Auswärtiges Amt fordert Begründung

Anders als die Botschaftsschule in Ankara und deren Ableger in Izmir ist die Deutsche Schule in Istanbul keine reine Botschaftsschule, sondern hat als Träger einen Schulverein nach türkischem Recht. Das hat die Schule in Izmir nicht, was jetzt offenbar zum Vorwand genommen wurde, um sie dichtzumachen.

Das Auswärtige Amt in Berlin forderte die türkische Regierung auf, „umgehend die Gründe für die Schließung der Schule dazulegen“. Der deutsche Schulleiter der Schule in Izmir äußerte zunächst Unverständnis über die Schließung. „Die Schließung steht im Widerspruch zu einem Schreiben des türkischen Außenministeriums, mit dem ausdrücklich der Betrieb der Schule in Izmir als Zweigstelle der deutschen Botschaft in Ankara genehmigt wird“, sagte Philippi der dpa. „Es kann sein, dass dem Bildungsministerium dieses Dokument nicht vorliegt“, meinte er.

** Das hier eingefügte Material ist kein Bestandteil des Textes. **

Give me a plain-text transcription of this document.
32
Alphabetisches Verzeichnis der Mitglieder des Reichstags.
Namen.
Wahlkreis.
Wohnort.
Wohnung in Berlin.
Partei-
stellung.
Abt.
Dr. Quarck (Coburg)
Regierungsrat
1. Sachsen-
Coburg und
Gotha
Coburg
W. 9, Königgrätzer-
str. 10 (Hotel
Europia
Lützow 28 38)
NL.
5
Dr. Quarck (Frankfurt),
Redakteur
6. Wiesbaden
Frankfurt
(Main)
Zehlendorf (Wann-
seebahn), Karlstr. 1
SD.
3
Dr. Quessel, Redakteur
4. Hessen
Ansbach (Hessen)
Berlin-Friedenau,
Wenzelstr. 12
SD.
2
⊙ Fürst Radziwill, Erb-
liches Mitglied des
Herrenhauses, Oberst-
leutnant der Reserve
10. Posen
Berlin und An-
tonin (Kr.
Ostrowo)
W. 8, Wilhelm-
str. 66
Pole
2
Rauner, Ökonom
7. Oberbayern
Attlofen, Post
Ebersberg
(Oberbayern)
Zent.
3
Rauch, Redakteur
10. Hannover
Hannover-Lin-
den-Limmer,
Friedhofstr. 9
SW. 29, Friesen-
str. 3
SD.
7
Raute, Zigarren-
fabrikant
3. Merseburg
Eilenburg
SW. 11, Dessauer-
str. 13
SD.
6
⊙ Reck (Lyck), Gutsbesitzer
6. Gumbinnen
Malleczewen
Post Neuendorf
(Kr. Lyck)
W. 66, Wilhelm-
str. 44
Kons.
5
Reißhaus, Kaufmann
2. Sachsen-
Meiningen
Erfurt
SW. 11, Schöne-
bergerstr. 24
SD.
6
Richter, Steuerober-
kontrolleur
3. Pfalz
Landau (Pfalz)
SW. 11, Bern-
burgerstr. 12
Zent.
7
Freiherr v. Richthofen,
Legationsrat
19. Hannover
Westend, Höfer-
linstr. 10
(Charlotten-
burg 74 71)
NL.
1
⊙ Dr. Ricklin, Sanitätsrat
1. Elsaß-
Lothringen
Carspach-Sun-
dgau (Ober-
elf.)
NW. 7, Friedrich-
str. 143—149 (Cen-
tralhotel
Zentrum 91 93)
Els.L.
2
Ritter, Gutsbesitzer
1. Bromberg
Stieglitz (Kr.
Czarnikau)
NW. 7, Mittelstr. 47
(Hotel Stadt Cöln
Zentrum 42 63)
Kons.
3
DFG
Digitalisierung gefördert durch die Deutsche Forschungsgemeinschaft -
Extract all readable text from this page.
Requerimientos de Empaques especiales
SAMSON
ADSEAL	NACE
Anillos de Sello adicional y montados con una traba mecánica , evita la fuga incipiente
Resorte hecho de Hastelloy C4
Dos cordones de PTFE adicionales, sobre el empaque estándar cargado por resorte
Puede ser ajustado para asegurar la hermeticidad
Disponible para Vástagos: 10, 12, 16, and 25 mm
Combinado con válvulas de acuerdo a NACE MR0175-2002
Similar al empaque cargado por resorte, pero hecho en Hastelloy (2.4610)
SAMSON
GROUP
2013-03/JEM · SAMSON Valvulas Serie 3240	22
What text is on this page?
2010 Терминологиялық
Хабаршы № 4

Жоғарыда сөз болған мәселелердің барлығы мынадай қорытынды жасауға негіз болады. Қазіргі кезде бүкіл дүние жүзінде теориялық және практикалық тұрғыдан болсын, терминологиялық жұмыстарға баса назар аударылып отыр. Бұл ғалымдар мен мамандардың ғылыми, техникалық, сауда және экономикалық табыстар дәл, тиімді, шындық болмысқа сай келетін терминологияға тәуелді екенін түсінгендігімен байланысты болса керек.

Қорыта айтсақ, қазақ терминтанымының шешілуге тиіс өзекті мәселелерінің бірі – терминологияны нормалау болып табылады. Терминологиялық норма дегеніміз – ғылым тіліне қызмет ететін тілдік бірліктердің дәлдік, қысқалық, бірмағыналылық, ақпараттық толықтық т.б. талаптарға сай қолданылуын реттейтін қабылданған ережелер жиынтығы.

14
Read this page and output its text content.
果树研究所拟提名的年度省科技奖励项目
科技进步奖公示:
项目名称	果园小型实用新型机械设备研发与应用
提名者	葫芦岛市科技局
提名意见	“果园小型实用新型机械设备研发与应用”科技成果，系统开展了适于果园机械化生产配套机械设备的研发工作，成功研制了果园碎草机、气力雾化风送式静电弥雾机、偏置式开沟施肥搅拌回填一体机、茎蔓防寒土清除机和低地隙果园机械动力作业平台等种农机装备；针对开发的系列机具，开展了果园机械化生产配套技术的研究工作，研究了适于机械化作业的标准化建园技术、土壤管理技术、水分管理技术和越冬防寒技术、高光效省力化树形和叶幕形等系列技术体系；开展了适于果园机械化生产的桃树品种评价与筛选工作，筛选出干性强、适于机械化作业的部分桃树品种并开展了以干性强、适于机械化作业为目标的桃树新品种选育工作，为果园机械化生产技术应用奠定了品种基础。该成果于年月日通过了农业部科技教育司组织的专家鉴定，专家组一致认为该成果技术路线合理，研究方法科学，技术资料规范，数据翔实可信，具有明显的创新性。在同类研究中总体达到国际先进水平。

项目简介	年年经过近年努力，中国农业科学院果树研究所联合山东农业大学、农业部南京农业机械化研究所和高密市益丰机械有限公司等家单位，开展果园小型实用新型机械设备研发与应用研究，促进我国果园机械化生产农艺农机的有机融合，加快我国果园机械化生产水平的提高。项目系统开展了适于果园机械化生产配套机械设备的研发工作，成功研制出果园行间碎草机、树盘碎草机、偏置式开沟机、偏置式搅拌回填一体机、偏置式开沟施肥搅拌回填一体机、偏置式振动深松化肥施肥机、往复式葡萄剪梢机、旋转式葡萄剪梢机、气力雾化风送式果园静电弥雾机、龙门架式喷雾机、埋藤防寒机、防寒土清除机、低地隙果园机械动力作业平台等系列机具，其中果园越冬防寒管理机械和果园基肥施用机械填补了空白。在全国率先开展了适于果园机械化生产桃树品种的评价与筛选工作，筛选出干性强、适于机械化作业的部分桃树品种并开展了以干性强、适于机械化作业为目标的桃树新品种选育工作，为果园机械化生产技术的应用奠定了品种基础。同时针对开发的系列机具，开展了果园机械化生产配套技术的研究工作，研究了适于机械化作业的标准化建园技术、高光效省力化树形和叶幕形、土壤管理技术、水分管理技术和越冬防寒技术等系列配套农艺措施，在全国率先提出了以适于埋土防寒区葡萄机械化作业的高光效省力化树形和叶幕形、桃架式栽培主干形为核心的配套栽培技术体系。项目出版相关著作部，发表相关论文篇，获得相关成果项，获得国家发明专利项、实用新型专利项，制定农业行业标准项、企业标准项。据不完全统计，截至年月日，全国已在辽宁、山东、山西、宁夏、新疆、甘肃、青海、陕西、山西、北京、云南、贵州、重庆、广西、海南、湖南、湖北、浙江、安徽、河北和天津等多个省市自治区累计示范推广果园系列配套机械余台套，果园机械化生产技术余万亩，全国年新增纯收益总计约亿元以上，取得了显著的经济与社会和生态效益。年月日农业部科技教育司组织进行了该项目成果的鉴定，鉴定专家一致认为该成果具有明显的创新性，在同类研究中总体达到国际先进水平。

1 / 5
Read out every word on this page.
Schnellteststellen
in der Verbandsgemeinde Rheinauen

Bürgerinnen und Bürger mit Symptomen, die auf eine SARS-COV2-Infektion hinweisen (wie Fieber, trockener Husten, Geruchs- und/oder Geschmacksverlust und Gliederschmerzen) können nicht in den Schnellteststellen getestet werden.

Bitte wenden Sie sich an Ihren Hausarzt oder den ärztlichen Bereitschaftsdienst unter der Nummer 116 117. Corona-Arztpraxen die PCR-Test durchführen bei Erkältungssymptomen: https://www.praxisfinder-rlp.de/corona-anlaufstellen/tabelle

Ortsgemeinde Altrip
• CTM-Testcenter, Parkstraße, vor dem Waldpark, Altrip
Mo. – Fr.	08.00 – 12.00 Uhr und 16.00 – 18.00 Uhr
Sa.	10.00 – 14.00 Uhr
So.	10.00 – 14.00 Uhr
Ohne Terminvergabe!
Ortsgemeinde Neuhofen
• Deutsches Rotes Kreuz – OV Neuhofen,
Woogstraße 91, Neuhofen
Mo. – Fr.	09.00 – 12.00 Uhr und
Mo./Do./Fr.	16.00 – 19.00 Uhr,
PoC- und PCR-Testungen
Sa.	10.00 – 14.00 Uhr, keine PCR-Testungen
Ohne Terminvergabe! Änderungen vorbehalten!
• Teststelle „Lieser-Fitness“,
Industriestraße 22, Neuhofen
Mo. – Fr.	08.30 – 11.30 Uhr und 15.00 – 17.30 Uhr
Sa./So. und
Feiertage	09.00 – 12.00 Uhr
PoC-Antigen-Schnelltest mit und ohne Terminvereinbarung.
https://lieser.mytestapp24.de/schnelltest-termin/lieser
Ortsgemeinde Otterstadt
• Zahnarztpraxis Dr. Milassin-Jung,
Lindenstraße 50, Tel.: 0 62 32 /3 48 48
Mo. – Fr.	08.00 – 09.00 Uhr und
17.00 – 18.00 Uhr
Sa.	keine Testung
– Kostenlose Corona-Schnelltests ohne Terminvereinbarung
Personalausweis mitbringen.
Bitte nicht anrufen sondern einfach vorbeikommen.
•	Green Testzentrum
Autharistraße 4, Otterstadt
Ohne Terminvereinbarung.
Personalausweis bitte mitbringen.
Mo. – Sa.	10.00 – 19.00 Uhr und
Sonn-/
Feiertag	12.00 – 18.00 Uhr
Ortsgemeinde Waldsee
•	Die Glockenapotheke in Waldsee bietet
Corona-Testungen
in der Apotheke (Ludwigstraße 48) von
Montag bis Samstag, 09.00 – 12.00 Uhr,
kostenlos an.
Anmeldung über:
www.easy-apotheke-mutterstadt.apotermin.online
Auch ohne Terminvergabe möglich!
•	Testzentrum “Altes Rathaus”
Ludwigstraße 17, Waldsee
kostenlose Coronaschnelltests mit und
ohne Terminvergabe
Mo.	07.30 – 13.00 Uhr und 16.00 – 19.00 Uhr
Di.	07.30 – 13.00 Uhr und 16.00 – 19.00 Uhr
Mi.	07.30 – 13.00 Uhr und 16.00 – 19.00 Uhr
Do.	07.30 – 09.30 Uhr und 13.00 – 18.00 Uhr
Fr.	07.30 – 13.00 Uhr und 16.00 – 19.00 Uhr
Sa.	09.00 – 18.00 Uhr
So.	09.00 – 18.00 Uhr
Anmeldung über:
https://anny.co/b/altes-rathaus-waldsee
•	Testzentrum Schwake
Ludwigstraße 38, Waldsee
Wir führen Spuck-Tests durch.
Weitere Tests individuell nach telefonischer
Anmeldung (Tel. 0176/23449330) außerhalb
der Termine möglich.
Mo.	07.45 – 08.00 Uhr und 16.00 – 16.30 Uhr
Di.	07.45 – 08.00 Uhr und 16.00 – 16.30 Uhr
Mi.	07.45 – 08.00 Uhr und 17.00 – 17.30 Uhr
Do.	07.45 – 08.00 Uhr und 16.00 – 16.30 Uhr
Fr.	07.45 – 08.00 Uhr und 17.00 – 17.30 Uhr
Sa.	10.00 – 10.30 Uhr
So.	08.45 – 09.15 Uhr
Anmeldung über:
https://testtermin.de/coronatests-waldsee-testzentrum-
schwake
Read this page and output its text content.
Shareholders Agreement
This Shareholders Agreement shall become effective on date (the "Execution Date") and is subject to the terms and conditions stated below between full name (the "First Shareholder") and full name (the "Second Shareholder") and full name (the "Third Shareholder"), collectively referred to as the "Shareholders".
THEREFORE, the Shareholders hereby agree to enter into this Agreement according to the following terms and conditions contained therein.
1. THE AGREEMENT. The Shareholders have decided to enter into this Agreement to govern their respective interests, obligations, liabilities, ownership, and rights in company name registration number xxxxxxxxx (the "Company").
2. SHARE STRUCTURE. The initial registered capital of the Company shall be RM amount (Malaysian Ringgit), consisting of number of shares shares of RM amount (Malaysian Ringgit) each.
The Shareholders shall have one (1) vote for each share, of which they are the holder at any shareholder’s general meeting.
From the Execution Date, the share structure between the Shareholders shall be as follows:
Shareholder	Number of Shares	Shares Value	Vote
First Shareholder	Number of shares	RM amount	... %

Die Schließung der Botschaftsschule in Izmir hat das Potenzial, die gerade nach der Freilassung des Welt-Korrespondenten Deniz Yücel wieder etwas besser gewordenen deutsch-türkischen Beziehungen erneut in heftige Turbulenzen zu stürzen. Alle Beteiligten gehen davon aus, dass die Schließung nicht zufällig wenige Tage nach dem Wahlsieg Erdoğans erfolgte. „Damit wird gleich ein bestimmter Ton gesetzt“, sagte ein ehemaliger Mitarbeiter der Deutschen Schule in Istanbul, der nicht namentlich genannt werden will, gegenüber der taz.